By AML Intelligence Correspondent
THE TRIAL has got underway in France of a Ukrainian fraudster accused of using dirty money to buy a magnificent chateau in the heart of Burgundy wine country.
Dmitri Malinovsky (40) is accused of buying ‘La Rochepot’ after faking his death in a road accident in the city of Luhansk.
Malinovsky is charged with his ex-wife, a former girlfriend and three others with laundering up to €12M he allegedly swindled in a Singapore fertiliser deal through his purchase of the Château de Rochepot.
All the accused were detained after a Kyiv prosecutor concluded that he may have faked his car crash in 2014 and death certificate, and found a mobile phone video of him in a château in France.
Prosecutors became aware of his presence in France when he featured in Burgundy media about château owners had failed to pay bills amounting to tens of thousands of euros for renovation at La Rochepot.

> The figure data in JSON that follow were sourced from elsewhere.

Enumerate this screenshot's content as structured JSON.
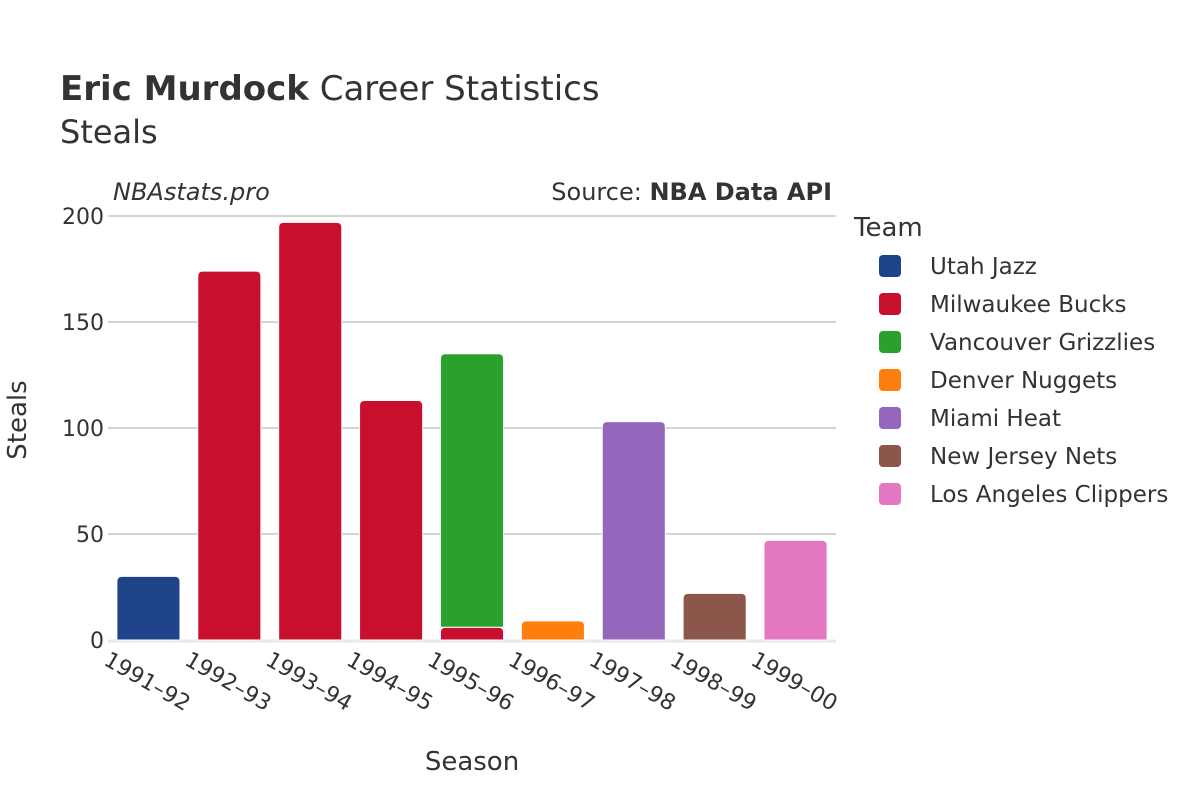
{
  "header": {
    "player_name": "Eric Murdock",
    "title_suffix": " Career Statistics",
    "subtitle": "Steals"
  },
  "watermark": "NBAstats.pro",
  "source": {
    "prefix": "Source: ",
    "name": "NBA Data API"
  },
  "legend_title": "Team",
  "chart_data": {
    "type": "bar",
    "barmode": "stack",
    "title": "Eric Murdock Career Statistics",
    "subtitle": "Steals",
    "xlabel": "Season",
    "ylabel": "Steals",
    "ylim": [
      0,
      200
    ],
    "yticks": [
      0,
      50,
      100,
      150,
      200
    ],
    "grid": true,
    "legend_position": "right",
    "categories": [
      "1991–92",
      "1992–93",
      "1993–94",
      "1994–95",
      "1995–96",
      "1996–97",
      "1997–98",
      "1998–99",
      "1999–00"
    ],
    "series": [
      {
        "name": "Utah Jazz",
        "color": "#1f4389",
        "values": [
          30,
          0,
          0,
          0,
          0,
          0,
          0,
          0,
          0
        ]
      },
      {
        "name": "Milwaukee Bucks",
        "color": "#c8102e",
        "values": [
          0,
          174,
          197,
          113,
          6,
          0,
          0,
          0,
          0
        ]
      },
      {
        "name": "Vancouver Grizzlies",
        "color": "#2ca02c",
        "values": [
          0,
          0,
          0,
          0,
          129,
          0,
          0,
          0,
          0
        ]
      },
      {
        "name": "Denver Nuggets",
        "color": "#ff7f0e",
        "values": [
          0,
          0,
          0,
          0,
          0,
          9,
          0,
          0,
          0
        ]
      },
      {
        "name": "Miami Heat",
        "color": "#9467bd",
        "values": [
          0,
          0,
          0,
          0,
          0,
          0,
          103,
          0,
          0
        ]
      },
      {
        "name": "New Jersey Nets",
        "color": "#8c564b",
        "values": [
          0,
          0,
          0,
          0,
          0,
          0,
          0,
          22,
          0
        ]
      },
      {
        "name": "Los Angeles Clippers",
        "color": "#e377c2",
        "values": [
          0,
          0,
          0,
          0,
          0,
          0,
          0,
          0,
          47
        ]
      }
    ]
  }
}
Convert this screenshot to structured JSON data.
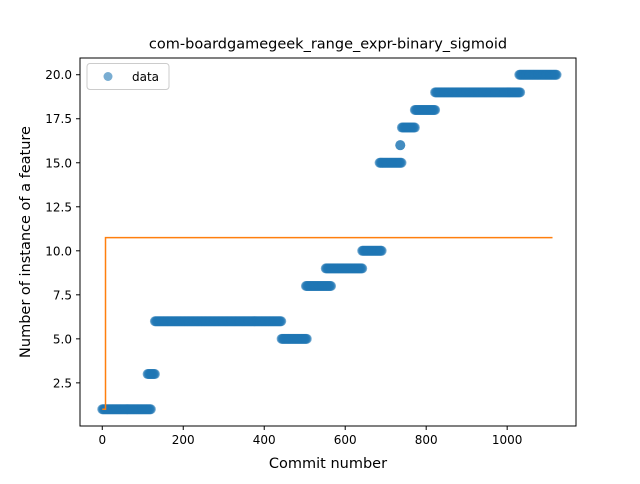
{
  "chart_data": {
    "type": "scatter",
    "title": "com-boardgamegeek_range_expr-binary_sigmoid",
    "xlabel": "Commit number",
    "ylabel": "Number of instance of a feature",
    "xlim": [
      -55,
      1170
    ],
    "ylim": [
      0.05,
      20.95
    ],
    "xticks": [
      0,
      200,
      400,
      600,
      800,
      1000
    ],
    "xtick_labels": [
      "0",
      "200",
      "400",
      "600",
      "800",
      "1000"
    ],
    "yticks": [
      2.5,
      5.0,
      7.5,
      10.0,
      12.5,
      15.0,
      17.5,
      20.0
    ],
    "ytick_labels": [
      "2.5",
      "5.0",
      "7.5",
      "10.0",
      "12.5",
      "15.0",
      "17.5",
      "20.0"
    ],
    "grid": false,
    "legend": {
      "position": "top-left",
      "entries": [
        "data"
      ]
    },
    "colors": {
      "data": "#1f77b4",
      "fit": "#ff7f0e"
    },
    "series": [
      {
        "name": "data",
        "kind": "points",
        "segments": [
          {
            "x_start": 0,
            "x_end": 120,
            "y": 1
          },
          {
            "x_start": 112,
            "x_end": 130,
            "y": 3
          },
          {
            "x_start": 130,
            "x_end": 443,
            "y": 6
          },
          {
            "x_start": 443,
            "x_end": 505,
            "y": 5
          },
          {
            "x_start": 503,
            "x_end": 565,
            "y": 8
          },
          {
            "x_start": 552,
            "x_end": 643,
            "y": 9
          },
          {
            "x_start": 642,
            "x_end": 690,
            "y": 10
          },
          {
            "x_start": 685,
            "x_end": 740,
            "y": 15
          },
          {
            "x_start": 736,
            "x_end": 736,
            "y": 16
          },
          {
            "x_start": 740,
            "x_end": 772,
            "y": 17
          },
          {
            "x_start": 772,
            "x_end": 822,
            "y": 18
          },
          {
            "x_start": 822,
            "x_end": 1033,
            "y": 19
          },
          {
            "x_start": 1030,
            "x_end": 1122,
            "y": 20
          }
        ]
      },
      {
        "kind": "line",
        "x": [
          0,
          8,
          8,
          1112
        ],
        "y": [
          1.0,
          1.0,
          10.75,
          10.75
        ]
      }
    ]
  }
}
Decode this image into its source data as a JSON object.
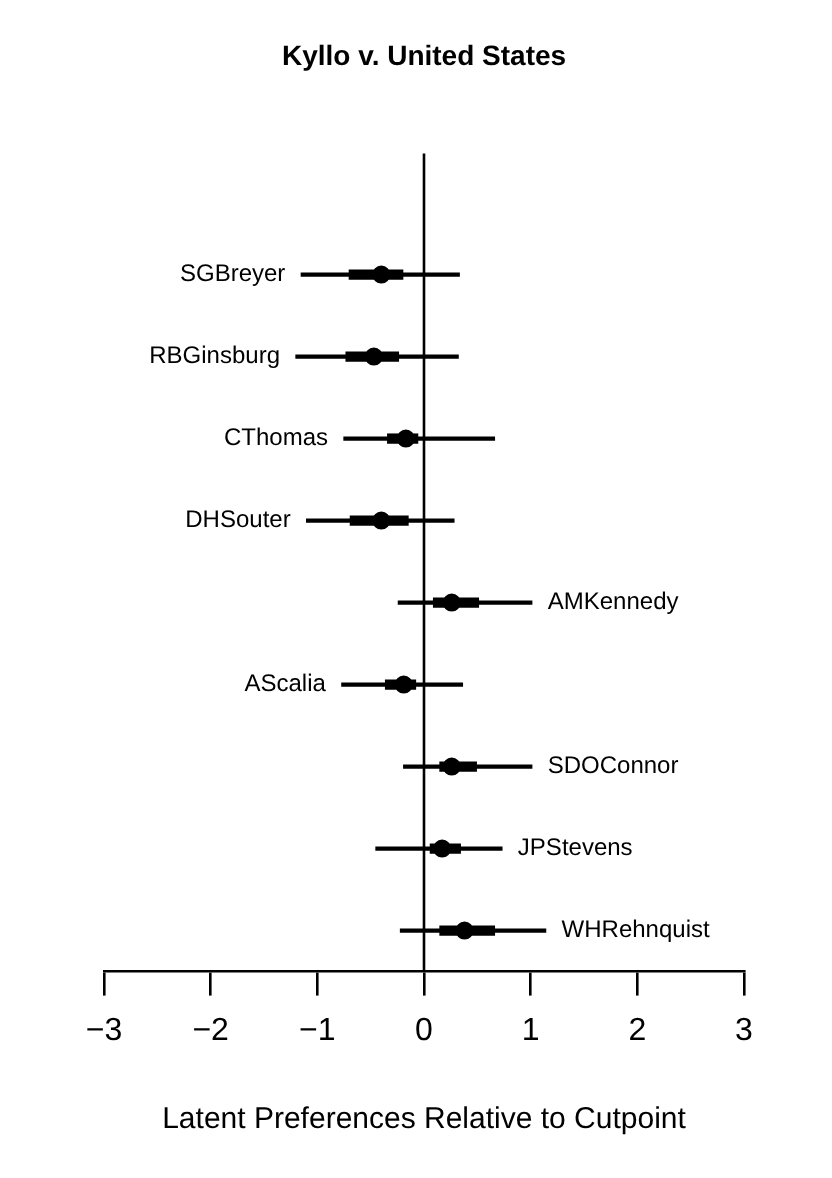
{
  "chart_data": {
    "type": "scatter",
    "title": "Kyllo v. United States",
    "xlabel": "Latent Preferences Relative to Cutpoint",
    "orientation": "horizontal",
    "marker": "circle",
    "categories": [
      "SGBreyer",
      "RBGinsburg",
      "CThomas",
      "DHSouter",
      "AMKennedy",
      "AScalia",
      "SDOConnor",
      "JPStevens",
      "WHRehnquist"
    ],
    "series": [
      {
        "type": "bar",
        "color": "#000000",
        "base": [
          -1.15,
          -1.2,
          -0.75,
          -1.1,
          -0.24,
          -0.77,
          -0.19,
          -0.45,
          -0.22
        ],
        "values": [
          1.48,
          1.52,
          1.41,
          1.38,
          1.25,
          1.13,
          1.2,
          1.18,
          1.36
        ]
      },
      {
        "type": "bar",
        "color": "#000000",
        "base": [
          -0.7,
          -0.73,
          -0.34,
          -0.69,
          0.09,
          -0.36,
          0.15,
          0.06,
          0.15
        ],
        "values": [
          0.5,
          0.49,
          0.28,
          0.54,
          0.42,
          0.28,
          0.34,
          0.28,
          0.51
        ]
      },
      {
        "color": "#000000",
        "values": [
          -0.4,
          -0.47,
          -0.17,
          -0.4,
          0.26,
          -0.19,
          0.26,
          0.17,
          0.38
        ]
      }
    ],
    "xlim": [
      -3,
      3
    ],
    "xticks": [
      {
        "value": -3,
        "label": "−3"
      },
      {
        "value": -2,
        "label": "−2"
      },
      {
        "value": -1,
        "label": "−1"
      },
      0,
      1,
      2,
      3
    ],
    "ref_lines": [
      {
        "axis": "x",
        "value": 0,
        "color": "#000000"
      }
    ],
    "tick_labels": "x",
    "grid": false,
    "legend": false
  }
}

Ukrainian and French police working through Europol raided the château and seized €4 million worth of assets and cash, including three paintings by Salvador Dalí and a Rolls-Royce Phantom .
“It was established that the suspect was not only alive but was enjoying a lavish lifestyle in France,” Europol said. “He is thought to be behind a complex case of international fraud and money laundering.”
Malinovsky, who had been based in Odesa, denies all the charges, along with Alla Tscherkasova, his ex-wife, and Olga Kiselova, the former girlfriend.
According to The Times newspaper the 12th-century fortress, perched on a hilltop, “was given a sumptuous makeover in the late 19th century by its owners, the family of President Sadi Carnot of France, and was receiving 30,000 visitors a year until Malinovsky’s arrest in 2018.
“Some of the region’s most hallowed vineyards, including Pommard, Puligny-Montrachet and Nuits-Saint-Georges, are nearby,” the paper added.
The château is now in the hands of the French state.
“Its furniture was sold off a year ago to pay its debts. Prosecutors identified Malinovsky after unravelling a chain of shell companies behind a Luxembourg-based group called GACM, which bought the château. Lawyers for Kiselova said she was the real owner,” said The Times.
The accused face possible prison terms of ten years and fines and damages in seven figures if convicted after what is expected to be a two-week trial.
Ukraine has sought Malinovsky’s extradition to face trial for fraud.